By Courtney Emken
co-written by Jen Larson, KPA-CTP
We’ve all seen movies and cartoons like Cats and Dogs, where felines square off against Fido. People tend to get defensive, and fling articles about why cats are better hunters, or how dogs love us more than cats at the other camp. But the question remains, can cats and dogs coexist?
Luckily, there’s hope! Our trainer Jen has two dogs and seven cats. If she can keep that household harmonious, then anything is possible. The key to success is understanding how to make each animal feel comfortable and safe around the other.
How To Properly Introduce Cats And Dogs
Introductions should be slow and careful above all else. You may get lucky once or twice when rushing introductions, but you’re playing a risky game. A bad introduction can set your pet’s relationship back indefinitely.

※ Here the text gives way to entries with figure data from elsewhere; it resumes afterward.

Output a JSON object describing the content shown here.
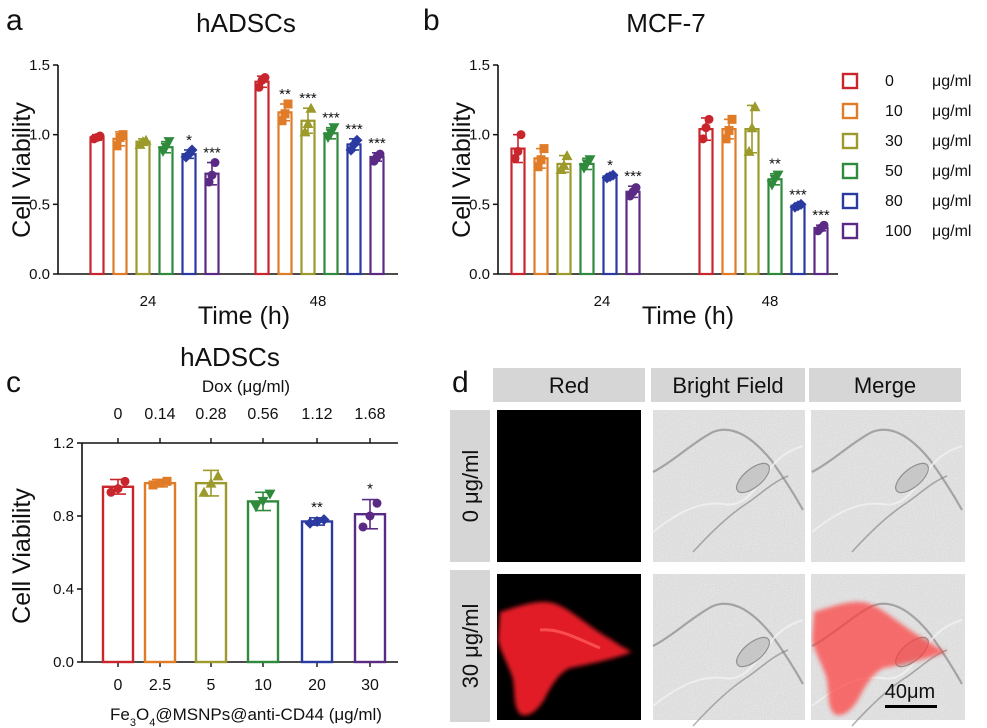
{
  "colors": [
    "#c9252c",
    "#e07b27",
    "#9b9a2a",
    "#2f8a3c",
    "#2a3aa0",
    "#5a2a85"
  ],
  "legend": {
    "entries": [
      "0",
      "10",
      "30",
      "50",
      "80",
      "100"
    ],
    "unit": "μg/ml"
  },
  "chart_data": [
    {
      "id": "a",
      "type": "bar",
      "panel": "a",
      "title": "hADSCs",
      "xlabel": "Time (h)",
      "ylabel": "Cell Viability",
      "categories": [
        "24",
        "48"
      ],
      "yticks": [
        "0.0",
        "0.5",
        "1.0",
        "1.5"
      ],
      "ylim": [
        0,
        1.5
      ],
      "series": [
        {
          "values": [
            0.98,
            1.38
          ],
          "errors": [
            0.02,
            0.04
          ],
          "points": [
            [
              0.97,
              0.98,
              0.99
            ],
            [
              1.34,
              1.39,
              1.41
            ]
          ],
          "sig": [
            "",
            ""
          ]
        },
        {
          "values": [
            0.97,
            1.16
          ],
          "errors": [
            0.05,
            0.06
          ],
          "points": [
            [
              0.92,
              0.98,
              1.0
            ],
            [
              1.1,
              1.15,
              1.22
            ]
          ],
          "sig": [
            "",
            "**"
          ]
        },
        {
          "values": [
            0.95,
            1.1
          ],
          "errors": [
            0.02,
            0.09
          ],
          "points": [
            [
              0.93,
              0.95,
              0.96
            ],
            [
              1.02,
              1.08,
              1.19
            ]
          ],
          "sig": [
            "",
            "***"
          ]
        },
        {
          "values": [
            0.91,
            1.01
          ],
          "errors": [
            0.04,
            0.04
          ],
          "points": [
            [
              0.88,
              0.91,
              0.95
            ],
            [
              0.98,
              1.01,
              1.05
            ]
          ],
          "sig": [
            "",
            "***"
          ]
        },
        {
          "values": [
            0.86,
            0.93
          ],
          "errors": [
            0.03,
            0.04
          ],
          "points": [
            [
              0.84,
              0.86,
              0.89
            ],
            [
              0.89,
              0.93,
              0.96
            ]
          ],
          "sig": [
            "*",
            "***"
          ]
        },
        {
          "values": [
            0.72,
            0.84
          ],
          "errors": [
            0.08,
            0.03
          ],
          "points": [
            [
              0.66,
              0.71,
              0.8
            ],
            [
              0.81,
              0.84,
              0.86
            ]
          ],
          "sig": [
            "***",
            "***"
          ]
        }
      ]
    },
    {
      "id": "b",
      "type": "bar",
      "panel": "b",
      "title": "MCF-7",
      "xlabel": "Time (h)",
      "ylabel": "Cell Viability",
      "categories": [
        "24",
        "48"
      ],
      "yticks": [
        "0.0",
        "0.5",
        "1.0",
        "1.5"
      ],
      "ylim": [
        0,
        1.5
      ],
      "series": [
        {
          "values": [
            0.9,
            1.04
          ],
          "errors": [
            0.1,
            0.08
          ],
          "points": [
            [
              0.83,
              0.88,
              1.0
            ],
            [
              0.97,
              1.05,
              1.11
            ]
          ],
          "sig": [
            "",
            ""
          ]
        },
        {
          "values": [
            0.83,
            1.04
          ],
          "errors": [
            0.07,
            0.07
          ],
          "points": [
            [
              0.77,
              0.82,
              0.9
            ],
            [
              0.97,
              1.03,
              1.11
            ]
          ],
          "sig": [
            "",
            ""
          ]
        },
        {
          "values": [
            0.79,
            1.04
          ],
          "errors": [
            0.06,
            0.17
          ],
          "points": [
            [
              0.75,
              0.78,
              0.85
            ],
            [
              0.88,
              1.05,
              1.2
            ]
          ],
          "sig": [
            "",
            ""
          ]
        },
        {
          "values": [
            0.79,
            0.68
          ],
          "errors": [
            0.04,
            0.04
          ],
          "points": [
            [
              0.76,
              0.79,
              0.82
            ],
            [
              0.64,
              0.68,
              0.71
            ]
          ],
          "sig": [
            "",
            "**"
          ]
        },
        {
          "values": [
            0.7,
            0.49
          ],
          "errors": [
            0.01,
            0.01
          ],
          "points": [
            [
              0.69,
              0.7,
              0.71
            ],
            [
              0.48,
              0.49,
              0.5
            ]
          ],
          "sig": [
            "*",
            "***"
          ]
        },
        {
          "values": [
            0.59,
            0.33
          ],
          "errors": [
            0.04,
            0.02
          ],
          "points": [
            [
              0.56,
              0.59,
              0.62
            ],
            [
              0.31,
              0.33,
              0.35
            ]
          ],
          "sig": [
            "***",
            "***"
          ]
        }
      ]
    },
    {
      "id": "c",
      "type": "bar",
      "panel": "c",
      "title": "hADSCs",
      "xlabel_main": "Fe",
      "xlabel_sub1": "3",
      "xlabel_mid": "O",
      "xlabel_sub2": "4",
      "xlabel_tail": "@MSNPs@anti-CD44 (μg/ml)",
      "x2label": "Dox  (μg/ml)",
      "ylabel": "Cell Viability",
      "categories": [
        "0",
        "2.5",
        "5",
        "10",
        "20",
        "30"
      ],
      "top_categories": [
        "0",
        "0.14",
        "0.28",
        "0.56",
        "1.12",
        "1.68"
      ],
      "yticks": [
        "0.0",
        "0.4",
        "0.8",
        "1.2"
      ],
      "ylim": [
        0,
        1.2
      ],
      "values": [
        0.96,
        0.98,
        0.98,
        0.88,
        0.77,
        0.81
      ],
      "errors": [
        0.04,
        0.02,
        0.07,
        0.05,
        0.02,
        0.08
      ],
      "points": [
        [
          0.93,
          0.95,
          0.99
        ],
        [
          0.97,
          0.98,
          0.99
        ],
        [
          0.93,
          0.98,
          1.02
        ],
        [
          0.85,
          0.88,
          0.92
        ],
        [
          0.76,
          0.77,
          0.78
        ],
        [
          0.74,
          0.8,
          0.87
        ]
      ],
      "sig": [
        "",
        "",
        "",
        "",
        "**",
        "*"
      ]
    }
  ],
  "images": {
    "panel": "d",
    "headers": [
      "Red",
      "Bright Field",
      "Merge"
    ],
    "rows": [
      "0 μg/ml",
      "30 μg/ml"
    ],
    "scale_bar": "40μm"
  }
}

Owners should plan to make an introduction as comfortable as possible, for both species. Before the cats or dogs ever meet, place the new animal in an isolated room where the other pet can’t enter. Let them get comfortable in that environment before preparing an introduction.
After they’ve acclimated, you can begin to positively associate the animals to each other. Feed the animals on either side of the door. This allows them to eat and smell one another without direct interaction or confrontation. After enough repetition they’ll begin to positively associate each other’s smell with the pleasantness of feeding time.
Scent is a dog’s main means of perceiving the world. By smelling the cat before a greeting, they can become familiar to their particular scent. This helps to ease their transition. To aide this, we recommend rubbing the cat down with a towel or blanket and giving it to the dog to smell. Repeat this with your dog, and give that towel/blanket to your cat for them to smell too.
While it’s great to expose your cat to the dog’s scent, a feline’s main perception is sight. They tend to react more negatively to dogs when thrown in with them right away. You should allow them to observe from a safe distance, and become comfortable with the sight and smell of the dog first.
How To Repair An Unhealthy Cat-Dog Relationship
You can use similar tactics with cats and dogs who live together, but don’t have the best relationship. Your goal should be to create a positive emotional association between the animals whenever possible. Some easy methods of doing this include:
- Giving treats to both animals simultaneously
- Praising calmness around each other
- Doing our feeding exercise from above
For example, let’s say you’re sitting in the kitchen with both animals. Give the cat a can of wet food for dinner, and toss the dog a couple treats as well. This way they’re both getting something they value while in each other’s presence.
Their thought process will go from: “oh look it’s that dumb dog/cat” to “when that dumb dog/cat comes around I get cool stuff… maybe they aren’t so bad?” They’ll begin to lose their fears and actually start to like the other animal. Do this enough and they’ll become fast friends.
Whether things are going well or not-so-well, you should give your cat hiding places. Even if the dog isn’t chasing them, cats still need their space. Try to make room for them either up high, or clear out some space for them to hide underneath, places like:
- On top of a book shelf
- Underneath your bed
- Inside a closet
It’s vital for a cat’s peace of mind to know they that they can escape if they need to.
It’s also up to you to prevent them from antagonizing each other. You need to monitor their interactions and be sensitive to when something might go wrong. If you can’t supervise them, keep them separate to ensure their safety and well-being.
For despairing owners of warring pets, have hope! Many cats and dogs are trusting companions who enjoy each other’s presence. They can be best buddies who cuddle and play together. It’s just up to us owners to guide their relationship toward the right path.